Hässliche Schmierereien oder Kunst? Die Meinungen über Graffitis sind zwiegespalten. Dabei gibt es einen großen Unterschied zwischen den Kritzeleien vieler Jugendlicher und aufwendig ausgearbeiteten Kunstwerken. Zwei junge Graffitikünstler sehen das auch so und finden, dass die Schmierereien mit Graffitikunst nicht wirklich was zu tun haben. Heute wollen die beiden ihre Orte zeigen, wo sie sich bereits ausgetobt haben. Und möchten dabei anonym bleiben. Verständlich. Ist ja nicht immer legal die Sache.

Kunst aus der Dose

Nach einiger Zeit im Auto und mehrmaligem falschen Abbiegen ist der „Tatort“ erreicht. Die Jungs zeigen stolz das große Graffiti an einer Mauer unterhalb der Schnellstraße Meran-Bozen. Dafür konnten sie sich Zeit lassen, denn es ist eines der legalen Graffitis der beiden Künstler. Zusammen mit einem Freund (der für den Mops verantwortlich ist) haben sie es an die Wand gebracht. Dass die beiden am liebsten Schriften aufmalen, zeigt sich sofort auf der großen, grün angesprayten Mauer. „Die Buchstaben sollen Schwung haben“, sagt der 18-Jährige, der sich Beow nennt. Das hätten viele der Sprayer aber nicht drauf. Der Stil der beiden erinnert an den sogenannten „Wildstyle“. Diese Graffitiart ist sehr aufwendig und deshalb für die Outsider der Szene, aber auch für die meisten in der Szene unlesbar. Neben dieser Technik gibt es noch unzählige mehr, wie realistische Graffitis, 3D oder Stencils, welche mithilfe von Schablonen aufgesprüht werden. Wie auf jedem Kunstwerk verewigten sich die Freunde auch hier mit ihrem Namen. Nicht mit dem richtigen, das ist klar. In der Graffitiszene sind sie unter den Namen Ebos und Beow bekannt. Sie gehören zu einer Gruppe von Sprayern, die sich 192 nennt. Wenn man in Bozen die Augen offen hält, kann man die Zahl an so mancher Mauer sehen.

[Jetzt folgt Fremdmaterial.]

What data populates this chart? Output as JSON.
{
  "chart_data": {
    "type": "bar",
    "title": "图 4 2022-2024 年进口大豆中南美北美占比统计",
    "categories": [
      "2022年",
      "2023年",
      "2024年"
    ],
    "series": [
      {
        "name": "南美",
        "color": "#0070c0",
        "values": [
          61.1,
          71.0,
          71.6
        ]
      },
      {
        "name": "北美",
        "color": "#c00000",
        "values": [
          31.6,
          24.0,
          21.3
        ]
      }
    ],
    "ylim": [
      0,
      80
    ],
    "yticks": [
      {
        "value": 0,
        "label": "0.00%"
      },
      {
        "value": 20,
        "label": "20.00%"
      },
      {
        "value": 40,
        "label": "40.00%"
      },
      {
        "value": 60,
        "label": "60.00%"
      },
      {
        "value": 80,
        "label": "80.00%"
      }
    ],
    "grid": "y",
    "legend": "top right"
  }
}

Es geht weiter zu einem anderen Graffiti, das die beiden zeigen wollen. Es ist riesig, illegal und befindet sich in einem langen Tunnel. Mehrere Freunde haben mitgeholfen ihn zu verschönern und etwas bunter zu machen. Leider macht der hohe Wasserpegel einen Strich durch die Rechnung. Der Eingang ist überflutet. Ebos, der übrigens schon in Schweden gesprüht hat, nutzt die Gelegenheit um sich mit einem Textmarker auszutoben. Schließlich war der Weg hierhin weit und nicht gerade einfach. Wieder die Zahl 192. Dann zücken die Jungs die Farbdosen, die in der Szene auch als Can bezeichnet werden. Bekleidet mit Kapuzenpullover und Basecap stehen sie vor der abgelegenen Mauer. Der erste Sprühnebel fliegt auf das kahle Grau. Mit fließenden Bewegungen nimmt der neue Schriftzug immer mehr Form an. Bis die Konturen fertig sind dauert es etwa drei Stunden. Das Ausmalen noch einmal genauso lange. Beow und Ebos sind geübt in der Streetart, kennen viele andere Künstler aus Südtirol und Deutschland und haben ihre eigene Facebookseite, deren Namen sie aber nicht verraten wollen. Auch ihren Lieblingssprayort halten sie lieber geheim: „Sonst könnte man uns ja finden“, sagen die beiden und lachen.

Legale und illegal

Es gibt mehrere Projekte, die den Graffitikünstlern leeren Raum geben, um sich zu entfalten und um sie weg vom illegalen Sprayen zu bringen. MurArte gibt Graffitikünstlern etwa die Möglichkeit, sich legal auf eigens dafür vorgesehenen Wänden in Bozen auszuleben. Organisiert von der Stadt Bozen um verschiedene Stadtviertel zu verschönern und die Kreativität der Jugendlichen zu fördern, kommt das Projekt auf allen Seiten gut an. Unter dem Motto „Von der Straße ins Museum“ organisierte MurArte dieses Jahr das „Cans in Frames“, also Spraydosen in Bilderrahmen. Die Kunst von der Straße konnte so für einige Zeit als Ausstellung im Museion bewundert werden.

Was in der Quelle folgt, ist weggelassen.